H O L D I N G S L I M I T E D

ACN 009 065 650

NOTICE OF ANNUAL GENERAL MEETING

Take notice that the 2013 Annual General Meeting of SmartTrans Holdings Ltd ( SmartTrans or the Company ) will be held at the Computershare Conference Centre, 452 Johnston Street, Abbotsford VICTORIA, on Thursday 14[th] November 2013 at 3.00pm ( EDST ).

AGENDA

Ordinary Business

Financial Statements and Reports

To receive and adopt the Financial Statements for the year ended 30 June 2013 and the related Directors’ Report and Statement and Audit Report.

1. Resolution 1: Remuneration Report

To consider and, if thought fit, to pass, with or without amendment, the following resolution as a nonbinding advisory resolution:

" That, for the purpose of section 250R(2) of the Corporations Act and for all other purposes, the remuneration report for the year ended 30 June 2013 as set out in the Company’s Directors’ Report for the year ended 30 June 2013 (within the Company’s Annual Report 2013) be adopted ."

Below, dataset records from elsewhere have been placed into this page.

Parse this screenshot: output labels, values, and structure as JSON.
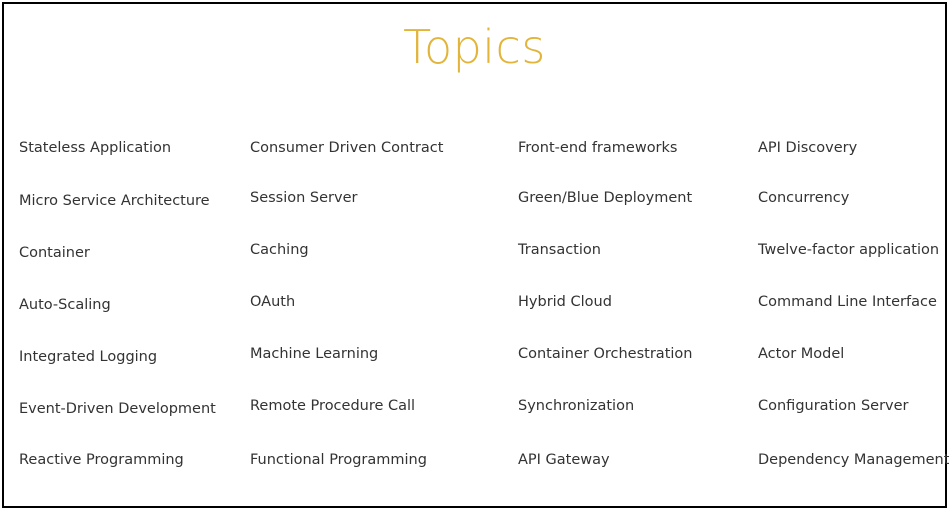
{
  "title": "Topics",
  "columns": [
    {
      "items": [
        "Stateless Application",
        "Micro Service Architecture",
        "Container",
        "Auto-Scaling",
        "Integrated Logging",
        "Event-Driven Development",
        "Reactive Programming"
      ]
    },
    {
      "items": [
        "Consumer Driven Contract",
        "Session Server",
        "Caching",
        "OAuth",
        "Machine Learning",
        "Remote Procedure Call",
        "Functional Programming"
      ]
    },
    {
      "items": [
        "Front-end frameworks",
        "Green/Blue Deployment",
        "Transaction",
        "Hybrid Cloud",
        "Container Orchestration",
        "Synchronization",
        "API Gateway"
      ]
    },
    {
      "items": [
        "API Discovery",
        "Concurrency",
        "Twelve-factor application",
        "Command Line Interface",
        "Actor Model",
        "Configuration Server",
        "Dependency Management"
      ]
    }
  ]
}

2. Resolution 2: To re-elect Mr Bryan Carr as Director

To consider and, if thought fit, to pass, with or without amendment, the following resolution as an ordinary resolution:

" To re-elect Mr Bryan Carr, who retires by rotation in accordance with the Company's Constitution and ASX Listing Rule 14.4, and who being eligible, offers himself for re-election as a Director of the Company, be re-elected as a Director of the Company ."

3. Resolution 3: To elect Mr Ian Hawkins as Director

To consider and, if thought fit, to pass, with or without amendment, the following resolution as an ordinary resolution:

"That Mr Ian Hawkins, appointed to the Board of Directors on 13 March 2013, who will retire at the close of the meeting in accordance with the Company’s Constitution and ASX Listing Rule 14.4, and who being eligible, offers himself for election, be elected as a Director of the Company".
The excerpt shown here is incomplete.